The Thunderbolt Grotto at Staniel Cay lives up to its reputation. The James Bond film of the same name as filmed there. The cave is in the center of an island so snorkelers may have to swim into the rock opening to get inside...swm in with dozens of colorful fish to surface in a domed cavern with stalagmites and stalactites. The coral formations make a home for the multitude of fish outside the entrance in only a few feet of water. It is an adventure even amateurs can thoroughly enjoy.

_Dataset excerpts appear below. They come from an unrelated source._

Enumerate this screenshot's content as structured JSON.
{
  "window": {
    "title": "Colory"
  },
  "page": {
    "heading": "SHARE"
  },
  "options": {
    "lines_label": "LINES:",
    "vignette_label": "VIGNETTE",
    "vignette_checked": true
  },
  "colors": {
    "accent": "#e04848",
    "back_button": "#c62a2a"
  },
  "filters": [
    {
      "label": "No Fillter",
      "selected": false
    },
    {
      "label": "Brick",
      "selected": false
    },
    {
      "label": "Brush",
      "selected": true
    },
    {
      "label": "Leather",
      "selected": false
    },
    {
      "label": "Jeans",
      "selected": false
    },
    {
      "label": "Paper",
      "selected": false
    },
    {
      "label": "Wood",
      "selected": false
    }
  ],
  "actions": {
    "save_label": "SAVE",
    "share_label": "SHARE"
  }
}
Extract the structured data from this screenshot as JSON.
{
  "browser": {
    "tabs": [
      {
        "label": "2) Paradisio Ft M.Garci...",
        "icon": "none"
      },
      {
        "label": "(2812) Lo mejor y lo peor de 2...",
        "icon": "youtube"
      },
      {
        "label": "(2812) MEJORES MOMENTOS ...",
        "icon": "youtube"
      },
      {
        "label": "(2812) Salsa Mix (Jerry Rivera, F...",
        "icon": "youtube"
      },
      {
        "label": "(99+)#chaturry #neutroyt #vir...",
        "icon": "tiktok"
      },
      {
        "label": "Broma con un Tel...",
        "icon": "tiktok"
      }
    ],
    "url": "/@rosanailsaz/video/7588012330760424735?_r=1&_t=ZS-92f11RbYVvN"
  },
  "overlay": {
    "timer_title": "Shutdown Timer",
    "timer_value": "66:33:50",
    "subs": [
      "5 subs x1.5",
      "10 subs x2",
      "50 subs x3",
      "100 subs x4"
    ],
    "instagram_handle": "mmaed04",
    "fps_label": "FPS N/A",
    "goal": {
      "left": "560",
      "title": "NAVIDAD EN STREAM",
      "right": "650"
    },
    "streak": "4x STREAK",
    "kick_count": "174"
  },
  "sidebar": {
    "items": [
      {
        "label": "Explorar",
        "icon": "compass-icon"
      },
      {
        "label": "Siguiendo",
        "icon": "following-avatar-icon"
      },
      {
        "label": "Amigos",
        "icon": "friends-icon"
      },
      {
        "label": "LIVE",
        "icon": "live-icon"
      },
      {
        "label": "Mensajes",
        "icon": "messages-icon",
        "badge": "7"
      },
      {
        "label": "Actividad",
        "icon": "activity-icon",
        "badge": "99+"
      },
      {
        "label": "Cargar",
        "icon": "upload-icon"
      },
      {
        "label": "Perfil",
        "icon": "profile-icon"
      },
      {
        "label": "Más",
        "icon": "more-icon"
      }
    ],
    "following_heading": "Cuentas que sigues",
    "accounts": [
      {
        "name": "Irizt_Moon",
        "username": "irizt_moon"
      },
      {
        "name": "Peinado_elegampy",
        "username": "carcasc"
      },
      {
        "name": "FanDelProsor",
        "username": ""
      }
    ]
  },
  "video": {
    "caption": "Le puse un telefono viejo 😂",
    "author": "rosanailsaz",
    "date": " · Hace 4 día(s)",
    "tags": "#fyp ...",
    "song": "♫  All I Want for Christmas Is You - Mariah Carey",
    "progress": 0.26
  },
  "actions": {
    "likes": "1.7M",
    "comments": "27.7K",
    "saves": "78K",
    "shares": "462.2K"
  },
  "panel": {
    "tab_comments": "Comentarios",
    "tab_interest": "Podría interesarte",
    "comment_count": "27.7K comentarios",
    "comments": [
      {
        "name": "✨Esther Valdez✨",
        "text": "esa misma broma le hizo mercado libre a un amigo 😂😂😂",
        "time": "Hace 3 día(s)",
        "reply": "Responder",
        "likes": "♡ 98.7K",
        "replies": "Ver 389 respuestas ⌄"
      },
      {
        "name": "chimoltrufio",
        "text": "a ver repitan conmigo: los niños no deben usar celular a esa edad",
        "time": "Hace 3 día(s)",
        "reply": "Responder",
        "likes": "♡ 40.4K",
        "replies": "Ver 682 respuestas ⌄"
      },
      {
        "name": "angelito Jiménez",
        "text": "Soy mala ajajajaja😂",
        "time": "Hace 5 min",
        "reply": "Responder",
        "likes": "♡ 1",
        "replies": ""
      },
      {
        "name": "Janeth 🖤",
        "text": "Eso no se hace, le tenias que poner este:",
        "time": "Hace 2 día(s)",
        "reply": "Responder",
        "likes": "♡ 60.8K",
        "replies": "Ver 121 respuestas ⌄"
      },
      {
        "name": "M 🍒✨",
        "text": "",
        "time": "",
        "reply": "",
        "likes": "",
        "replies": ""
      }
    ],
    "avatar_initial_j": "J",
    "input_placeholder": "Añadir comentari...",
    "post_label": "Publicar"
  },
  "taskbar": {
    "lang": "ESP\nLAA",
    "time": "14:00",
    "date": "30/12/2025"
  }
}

The joy of snorkeling is that the water is so clear and so buoyant all fears immediately disappear. I'm not a strong swimmer, but one the mask and fins go on, I can stay in the water for hours. When we took Beth and Tody (Bill's daughter and son-in-law) to Mermaid Reef in Marsh Harbor we had to swim a quarter of a mile from the boat to the reef. I have never swum more than a pool's length in my life but found it was a simple feat. The fish there were unbelievable. We had been told to bring canned corn to feed them. Bill and Toby had to fend off the fish who tried to get at the corn right through the Ziplock bag. They swarmed out of every nook of coral to fight for the golden nuggets. The variety of fish was incredible.
Not every day is a find like Mermaid Reef. But we almost alwasy find interesting things to look at, shells to gather, beaches to explore. We have yet to snag a lobster, but we did fetch four conch in the Berries. Yesterday a pod of dolphin came past the boat...twice. With luck, the adventure continues a few more weeks.